Added couple of test data sets, trying to run baseline numbers

4 views

Skip to first unread message

Tatu Saloranta

unread,

Mar 26, 2011, 12:52:14 AM3/26/11

to jvm-compress...@googlegroups.com

Ok; now that I have added following codecs:

* LZF
* QuickLZ
* Gzip/deflate (JDK one, JCraft)
* Bzip2 (from commons codec)

it is important to get various sets of test data available. Luckily it
seems there's plenty to choose from, so I have included following sets
under testdata/:

- Calgary and Canterbury corpus (sort of well-established benchmarks)
- maximumcompression test set
- test files from http://quicklz.com/bench.html

and will try to get them run on my minimac, just to get a baseline. If
anyone else has time & interest to run these, that would also help.
I am planning to add resulting html pages within github, and link from
project wiki, once I get admin access to project, or someone enables
"gh-pages" (which is the easyish way to add stuff).

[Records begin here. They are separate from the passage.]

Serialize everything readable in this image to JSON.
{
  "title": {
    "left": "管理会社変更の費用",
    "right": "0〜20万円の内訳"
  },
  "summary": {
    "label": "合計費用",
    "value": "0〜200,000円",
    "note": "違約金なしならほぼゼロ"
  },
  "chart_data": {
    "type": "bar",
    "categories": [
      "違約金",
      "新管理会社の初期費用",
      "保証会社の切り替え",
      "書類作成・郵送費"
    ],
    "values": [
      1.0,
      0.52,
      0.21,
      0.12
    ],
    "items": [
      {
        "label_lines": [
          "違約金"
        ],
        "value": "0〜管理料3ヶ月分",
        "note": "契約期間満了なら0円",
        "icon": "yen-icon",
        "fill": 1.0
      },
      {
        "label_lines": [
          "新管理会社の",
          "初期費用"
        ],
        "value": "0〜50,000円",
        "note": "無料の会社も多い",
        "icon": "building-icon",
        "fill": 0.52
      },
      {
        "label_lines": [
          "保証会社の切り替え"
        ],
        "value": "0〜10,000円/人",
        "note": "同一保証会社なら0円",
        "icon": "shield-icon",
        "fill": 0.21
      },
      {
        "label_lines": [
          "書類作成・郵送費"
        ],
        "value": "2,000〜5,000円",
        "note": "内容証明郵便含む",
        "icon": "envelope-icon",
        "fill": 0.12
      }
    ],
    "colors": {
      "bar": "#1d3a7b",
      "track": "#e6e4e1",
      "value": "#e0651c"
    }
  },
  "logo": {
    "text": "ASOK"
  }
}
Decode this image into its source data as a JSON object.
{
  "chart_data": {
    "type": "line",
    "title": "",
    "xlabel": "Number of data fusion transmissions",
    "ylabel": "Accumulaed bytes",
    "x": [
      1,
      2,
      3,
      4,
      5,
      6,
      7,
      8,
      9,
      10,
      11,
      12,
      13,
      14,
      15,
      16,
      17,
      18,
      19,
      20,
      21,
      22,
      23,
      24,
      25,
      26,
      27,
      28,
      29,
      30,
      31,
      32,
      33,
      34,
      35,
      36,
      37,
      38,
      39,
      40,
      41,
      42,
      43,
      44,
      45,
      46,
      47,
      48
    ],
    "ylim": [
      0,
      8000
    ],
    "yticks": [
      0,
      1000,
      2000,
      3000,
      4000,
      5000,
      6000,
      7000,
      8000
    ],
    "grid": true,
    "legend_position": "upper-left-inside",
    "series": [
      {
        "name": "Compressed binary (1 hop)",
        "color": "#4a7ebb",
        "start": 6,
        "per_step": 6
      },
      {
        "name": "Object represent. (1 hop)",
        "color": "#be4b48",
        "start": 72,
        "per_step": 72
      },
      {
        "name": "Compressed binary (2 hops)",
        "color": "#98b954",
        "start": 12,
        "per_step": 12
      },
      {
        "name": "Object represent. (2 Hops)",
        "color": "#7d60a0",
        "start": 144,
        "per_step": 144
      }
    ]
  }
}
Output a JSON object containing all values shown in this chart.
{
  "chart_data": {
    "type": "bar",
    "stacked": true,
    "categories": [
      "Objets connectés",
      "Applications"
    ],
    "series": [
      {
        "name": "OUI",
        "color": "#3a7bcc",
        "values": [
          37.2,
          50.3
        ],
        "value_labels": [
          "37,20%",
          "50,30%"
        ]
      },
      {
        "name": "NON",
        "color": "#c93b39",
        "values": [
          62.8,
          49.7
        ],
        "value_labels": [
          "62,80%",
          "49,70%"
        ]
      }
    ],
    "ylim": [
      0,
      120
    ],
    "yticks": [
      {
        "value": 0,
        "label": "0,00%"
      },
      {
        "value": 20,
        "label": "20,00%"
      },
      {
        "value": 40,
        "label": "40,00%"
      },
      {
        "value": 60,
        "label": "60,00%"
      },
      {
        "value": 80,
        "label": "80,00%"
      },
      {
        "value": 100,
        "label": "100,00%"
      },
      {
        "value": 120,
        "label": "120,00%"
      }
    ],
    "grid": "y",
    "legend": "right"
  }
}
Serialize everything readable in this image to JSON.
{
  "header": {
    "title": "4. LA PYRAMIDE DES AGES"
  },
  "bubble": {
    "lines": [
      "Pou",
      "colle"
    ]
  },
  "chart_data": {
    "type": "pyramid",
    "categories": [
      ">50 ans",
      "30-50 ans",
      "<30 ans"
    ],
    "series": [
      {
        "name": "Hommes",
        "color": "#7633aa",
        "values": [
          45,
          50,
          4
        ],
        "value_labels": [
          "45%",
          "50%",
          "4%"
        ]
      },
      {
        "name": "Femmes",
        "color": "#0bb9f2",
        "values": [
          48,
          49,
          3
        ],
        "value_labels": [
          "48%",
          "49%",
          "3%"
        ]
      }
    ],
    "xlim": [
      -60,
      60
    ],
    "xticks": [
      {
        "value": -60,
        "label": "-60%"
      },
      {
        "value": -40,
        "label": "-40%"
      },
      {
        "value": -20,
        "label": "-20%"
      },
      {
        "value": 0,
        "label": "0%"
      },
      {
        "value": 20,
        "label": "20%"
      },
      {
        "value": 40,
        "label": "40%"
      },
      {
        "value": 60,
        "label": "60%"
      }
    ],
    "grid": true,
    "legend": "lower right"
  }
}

Beyond this, it'd be great to get more codecs; either native java
ones, or if we must, JNI-wrapper based ones. I don't want to include
anything that would require using shell to run, but JNI is sort of
acceptable.

So far results are interesting: many codecs are fast, and range is
huge. The only really slow one (relatively speaking) is bzip2; I am
tempted to check out if there's anything that can be done to improve
it: I know algorithm is not designed for speed, but it seems like
there might be room for improvement.
On the other hand, I am pretty happy with speed of the fastest codec,
LZF; its compression speed is particularly impressive. But even
JDK/gzip is plenty fast when used the right away (it uses native codec
I think).